Inside Gilbreath’s home, investigators found a diary talking about murder, specifically naming Stewart and McNelly.[8] They also found a fingernail, a lock of hair, blood, and audiotapes labeled “SS.” It remains to be seen if police can conclusively link Gilbreath to the murder of the two teenagers.

2 Gilgo Beach Killer Unmasked?

Although not as famous as other murderers, the Gilgo Beach Killer is one of America’s most vicious serial killers still at large. Also known as the Long Island Serial Killer (LISK), he has been active since the mid-1990s and is responsible for up to 16 murders. He mostly targets prostitutes, mutilates their bodies, and dumps the remains along the Ocean Parkway near the town of Gilgo, New York.

Over the last 20 years, investigators found a handful of viable suspects, but none came close to being charged. That may change in the future thanks to last month’s conviction of John Bittrolff. A carpenter from Suffolk County, Bittrolff is undoubtedly a killer. He received two 25-to-life sentences in September 2017 for the murders of two prostitutes in 1993 and 1994. However, more notable were comments from prosecutor Robert Biancavilla, who said that one or more of the Gilgo Beach murders could be linked to Bittrolff.[9] Even so, not everyone is convinced that all the killings were the work of one person, and the investigation is in its early stages. We are far from catching the Gilgo Beach Killer, but it’s the strongest lead in over two decades.

Bittrolff was arrested in 2014, 20 years after he killed Colleen McNamee. He was identified by chance when his brother was arrested for a misdemeanor. His DNA was entered into the database and partially matched the DNA left at the two crime scenes.

1 ‘The Beautiful Writer Who Killed’

In 1995, four people were bludgeoned to death in a Chinese hostel in Huzhou, Zhejiang Province. 22 years later, new DNA technology provided authorities with clues that led them to their suspect—a successful Chinese novelist named Liu Yongbiao.[10]

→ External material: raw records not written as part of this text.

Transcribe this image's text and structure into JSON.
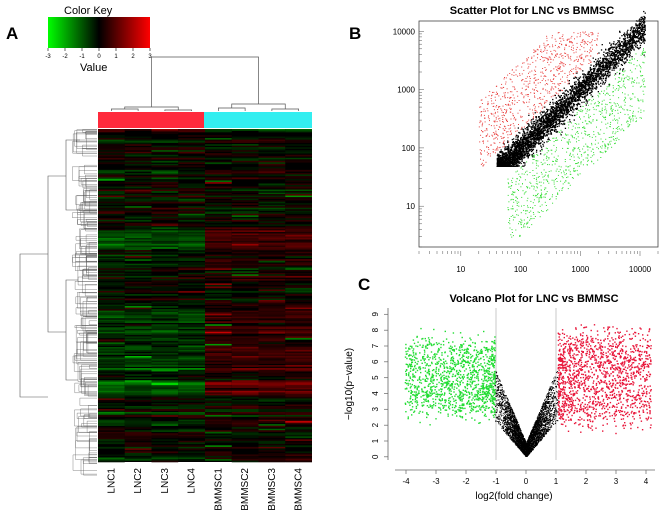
{
  "panels": {
    "a": "A",
    "b": "B",
    "c": "C"
  },
  "color_key": {
    "title": "Color Key",
    "value_label": "Value",
    "ticks": [
      "-3",
      "-2",
      "-1",
      "0",
      "1",
      "2",
      "3"
    ],
    "range": [
      -3,
      3
    ],
    "colors": {
      "low": "#00ff00",
      "mid": "#000000",
      "high": "#ff0000"
    }
  },
  "chart_data": [
    {
      "type": "heatmap",
      "columns": [
        "LNC1",
        "LNC2",
        "LNC3",
        "LNC4",
        "BMMSC1",
        "BMMSC2",
        "BMMSC3",
        "BMMSC4"
      ],
      "groups": [
        {
          "columns": [
            "LNC1",
            "LNC2",
            "LNC3",
            "LNC4"
          ],
          "color": "#ff2a3c"
        },
        {
          "columns": [
            "BMMSC1",
            "BMMSC2",
            "BMMSC3",
            "BMMSC4"
          ],
          "color": "#33eef0"
        }
      ],
      "value_range": [
        -3,
        3
      ],
      "color_scale": [
        "#00ff00",
        "#000000",
        "#ff0000"
      ],
      "row_dendrogram": true,
      "column_dendrogram": true
    },
    {
      "type": "scatter",
      "title": "Scatter Plot for LNC vs BMMSC",
      "x_scale": "log",
      "y_scale": "log",
      "xlim": [
        2,
        20000
      ],
      "ylim": [
        2,
        15000
      ],
      "x_ticks": [
        10,
        100,
        1000,
        10000
      ],
      "y_ticks": [
        10,
        100,
        1000,
        10000
      ],
      "colors": {
        "up": "#e8413f",
        "down": "#33dd33",
        "unchanged": "#000000"
      },
      "point_clouds": [
        {
          "class": "unchanged",
          "x_range": [
            40,
            12000
          ],
          "fold_spread": 2
        },
        {
          "class": "up",
          "x_range": [
            20,
            2000
          ],
          "y_above_fold": [
            2,
            30
          ]
        },
        {
          "class": "down",
          "x_range": [
            60,
            12000
          ],
          "y_below_fold": [
            2,
            30
          ]
        }
      ]
    },
    {
      "type": "scatter",
      "title": "Volcano Plot for LNC vs BMMSC",
      "xlabel": "log2(fold change)",
      "ylabel": "−log10(p−value)",
      "xlim": [
        -4.3,
        4.3
      ],
      "ylim": [
        -0.2,
        9.4
      ],
      "x_ticks": [
        -4,
        -3,
        -2,
        -1,
        0,
        1,
        2,
        3,
        4
      ],
      "y_ticks": [
        0,
        1,
        2,
        3,
        4,
        5,
        6,
        7,
        8,
        9
      ],
      "thresholds": {
        "log2_fold_change": [
          -1,
          1
        ]
      },
      "colors": {
        "up": "#e8163a",
        "down": "#22dd33",
        "not_significant": "#000000"
      }
    }
  ]
}
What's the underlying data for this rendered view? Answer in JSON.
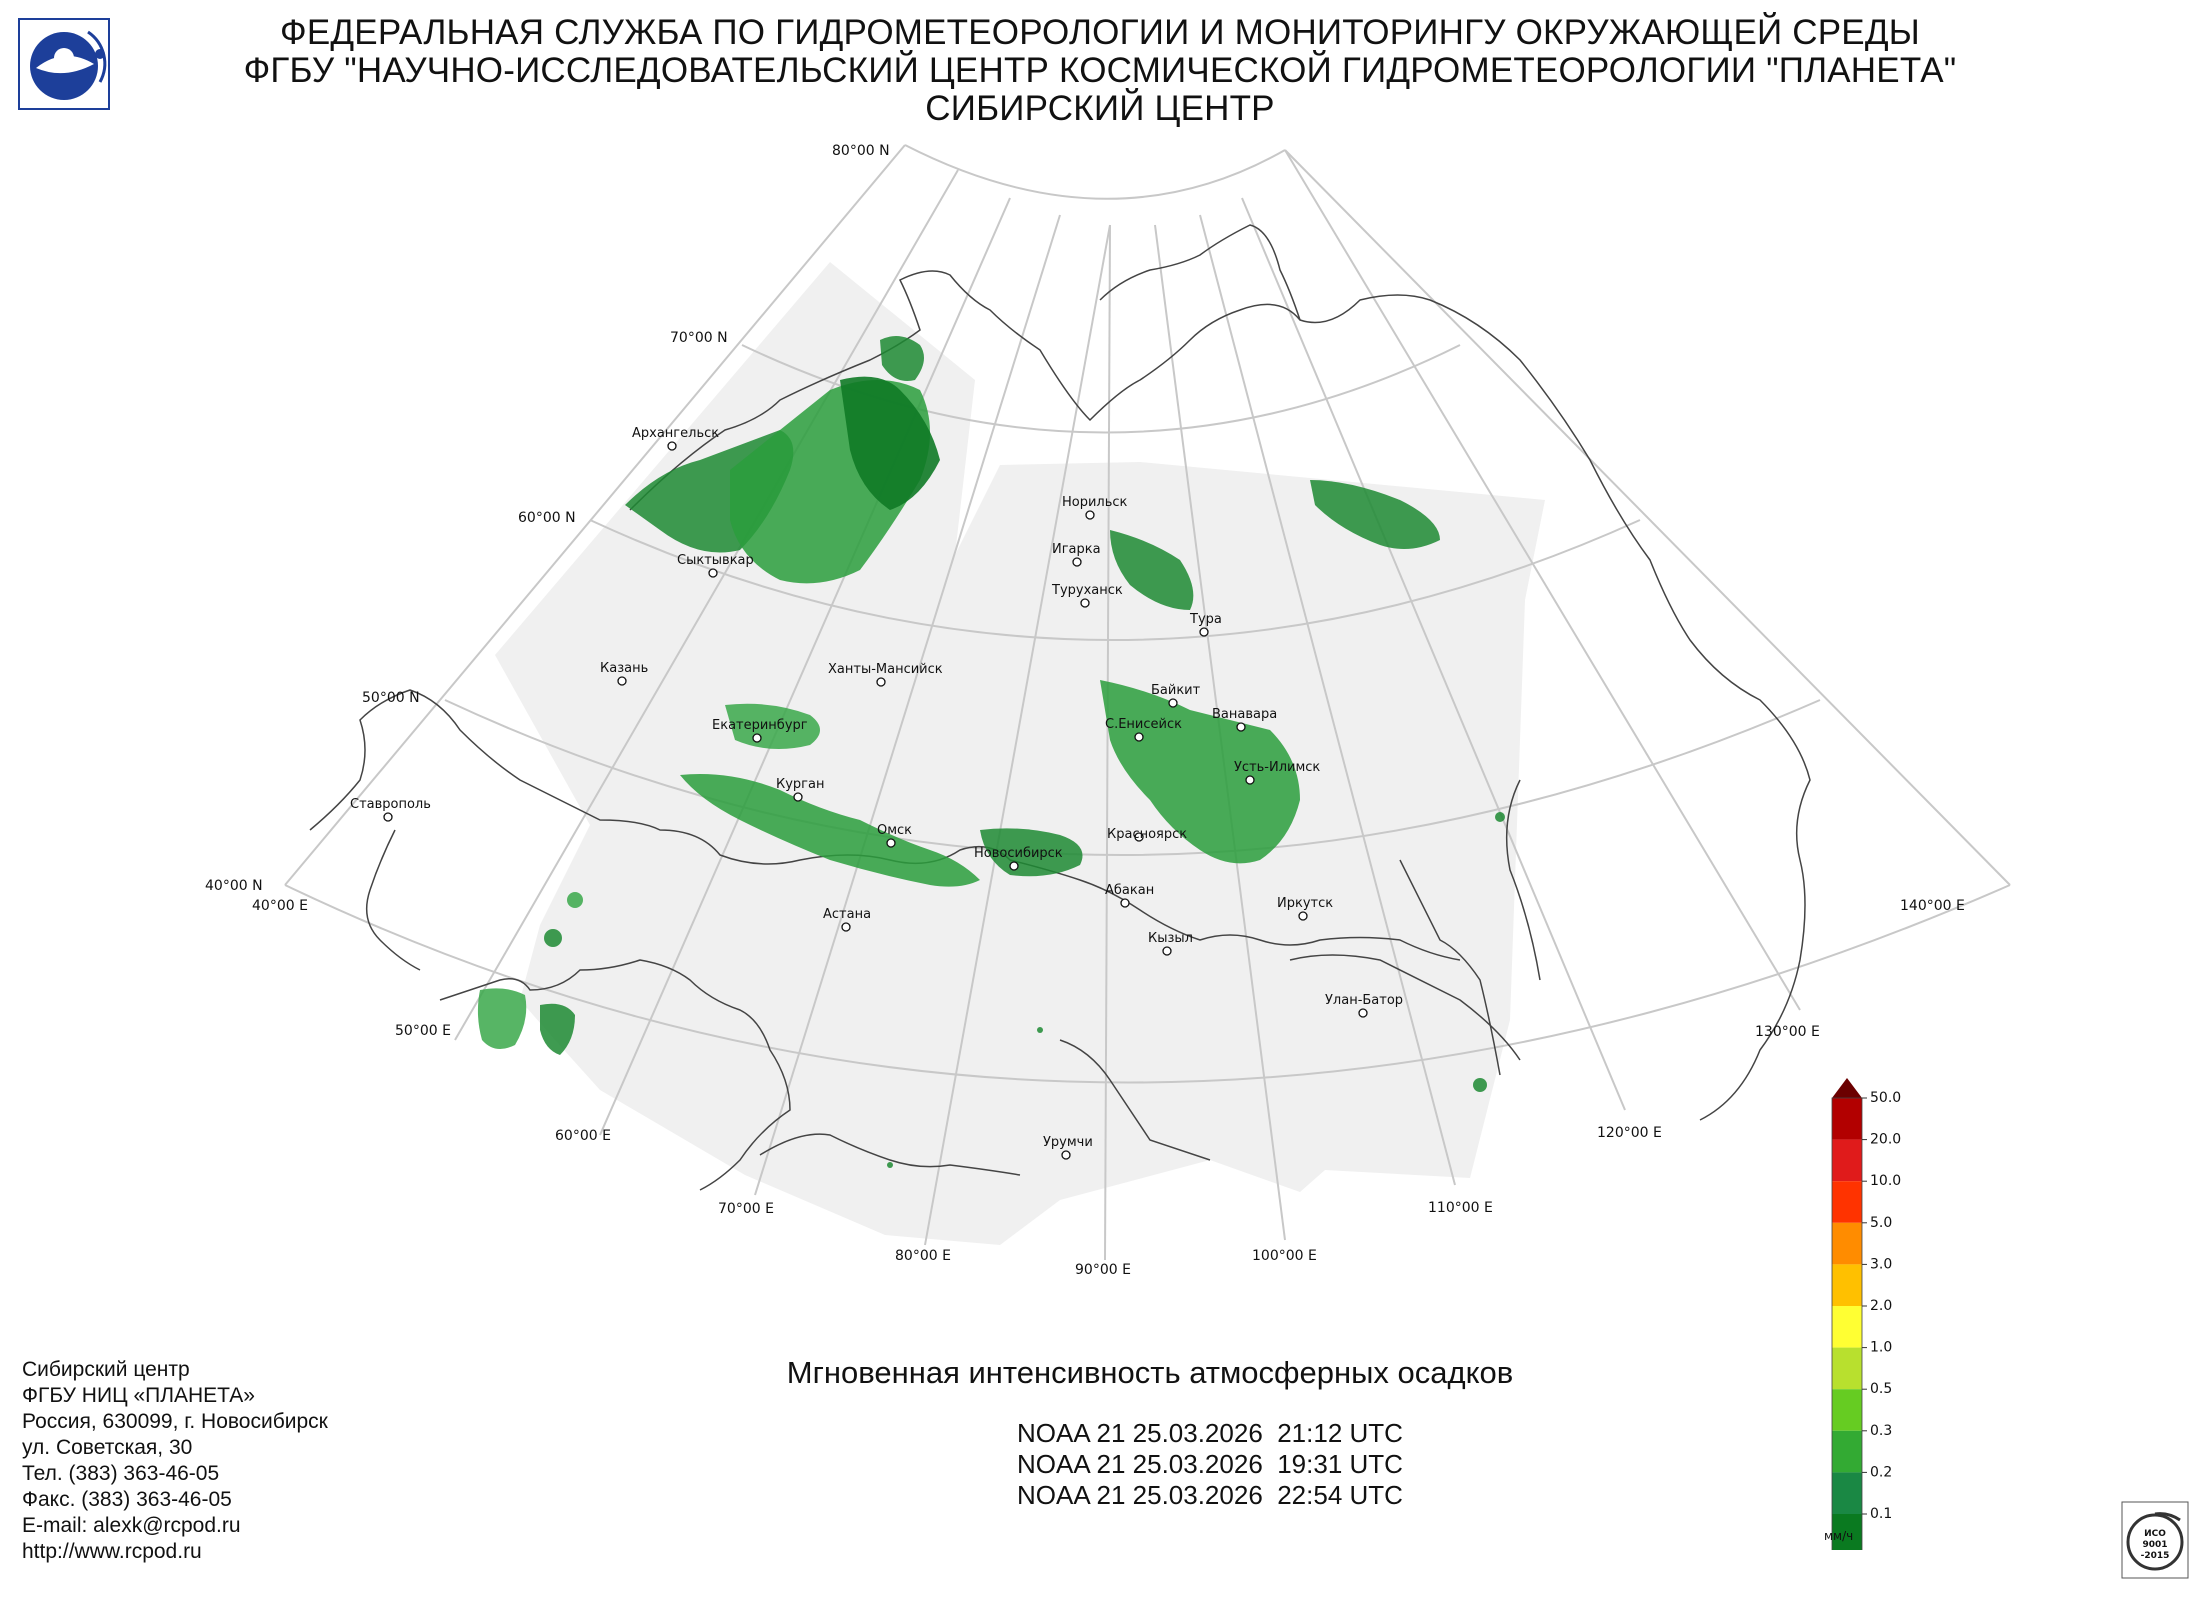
{
  "header": {
    "line1": "ФЕДЕРАЛЬНАЯ СЛУЖБА ПО ГИДРОМЕТЕОРОЛОГИИ И МОНИТОРИНГУ ОКРУЖАЮЩЕЙ СРЕДЫ",
    "line2": "ФГБУ \"НАУЧНО-ИССЛЕДОВАТЕЛЬСКИЙ ЦЕНТР КОСМИЧЕСКОЙ ГИДРОМЕТЕОРОЛОГИИ \"ПЛАНЕТА\"",
    "line3": "СИБИРСКИЙ ЦЕНТР"
  },
  "map": {
    "lat_labels": [
      "80°00 N",
      "70°00 N",
      "60°00 N",
      "50°00 N",
      "40°00 N"
    ],
    "lon_labels": [
      "40°00 E",
      "50°00 E",
      "60°00 E",
      "70°00 E",
      "80°00 E",
      "90°00 E",
      "100°00 E",
      "110°00 E",
      "120°00 E",
      "130°00 E",
      "140°00 E"
    ],
    "cities": [
      "Архангельск",
      "Сыктывкар",
      "Казань",
      "Ханты-Мансийск",
      "Екатеринбург",
      "Курган",
      "Омск",
      "Новосибирск",
      "Ставрополь",
      "Астана",
      "Норильск",
      "Игарка",
      "Туруханск",
      "Тура",
      "Байкит",
      "Ванавара",
      "С.Енисейск",
      "Усть-Илимск",
      "Красноярск",
      "Абакан",
      "Кызыл",
      "Иркутск",
      "Улан-Батор",
      "Урумчи"
    ],
    "grid_color": "#c8c8c8",
    "coverage_color": "#f0f0f0",
    "coast_color": "#444444"
  },
  "product": {
    "title": "Мгновенная интенсивность атмосферных осадков",
    "passes": [
      "NOAA 21 25.03.2026  21:12 UTC",
      "NOAA 21 25.03.2026  19:31 UTC",
      "NOAA 21 25.03.2026  22:54 UTC"
    ]
  },
  "legend": {
    "unit": "мм/ч",
    "labels": [
      "50.0",
      "20.0",
      "10.0",
      "5.0",
      "3.0",
      "2.0",
      "1.0",
      "0.5",
      "0.3",
      "0.2",
      "0.1"
    ],
    "colors": [
      "#b20000",
      "#e01b1b",
      "#ff3300",
      "#ff8c00",
      "#ffc000",
      "#ffff33",
      "#b8e02e",
      "#66cc22",
      "#33aa33",
      "#1a8844",
      "#0a7a20"
    ],
    "over_color": "#6b0000",
    "under_color": "#c0c0c0"
  },
  "contact": {
    "lines": [
      "Сибирский центр",
      "ФГБУ НИЦ «ПЛАНЕТА»",
      "Россия, 630099, г. Новосибирск",
      "ул. Советская, 30",
      "Тел. (383) 363-46-05",
      "Факс. (383) 363-46-05",
      "E-mail: alexk@rcpod.ru",
      "http://www.rcpod.ru"
    ]
  },
  "iso_badge": {
    "lines": [
      "ИСО",
      "9001",
      "-2015"
    ]
  }
}
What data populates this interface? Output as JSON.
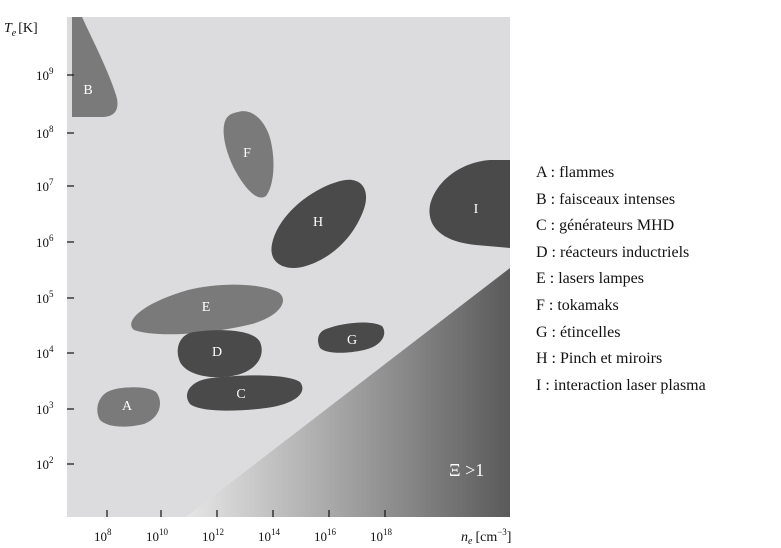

According to one officer, Liu already had a one-page letter prepared when police came to arrest him and expressed relief that his spiritual torment would be lifted after 20 years. Liu claimed he checked into the hostel in 1995 with an accomplice named Wang with the intent of robbing the place. They were caught in the act by a guest and killed him. Afterward, they decided to murder the remaining residents to cover their tracks. Police subsequently arrested Wang in Shanghai.

Stranger still, it seems that Liu was planning to use his murderous experience as inspiration for his next book. In the preface of his 2010 novel The Guilty Secret, the Chinese author mentions that he wanted to work on a detective story where a female writer evaded police suspicions while committing a series of murders. The working title was “The Beautiful Writer Who Killed.”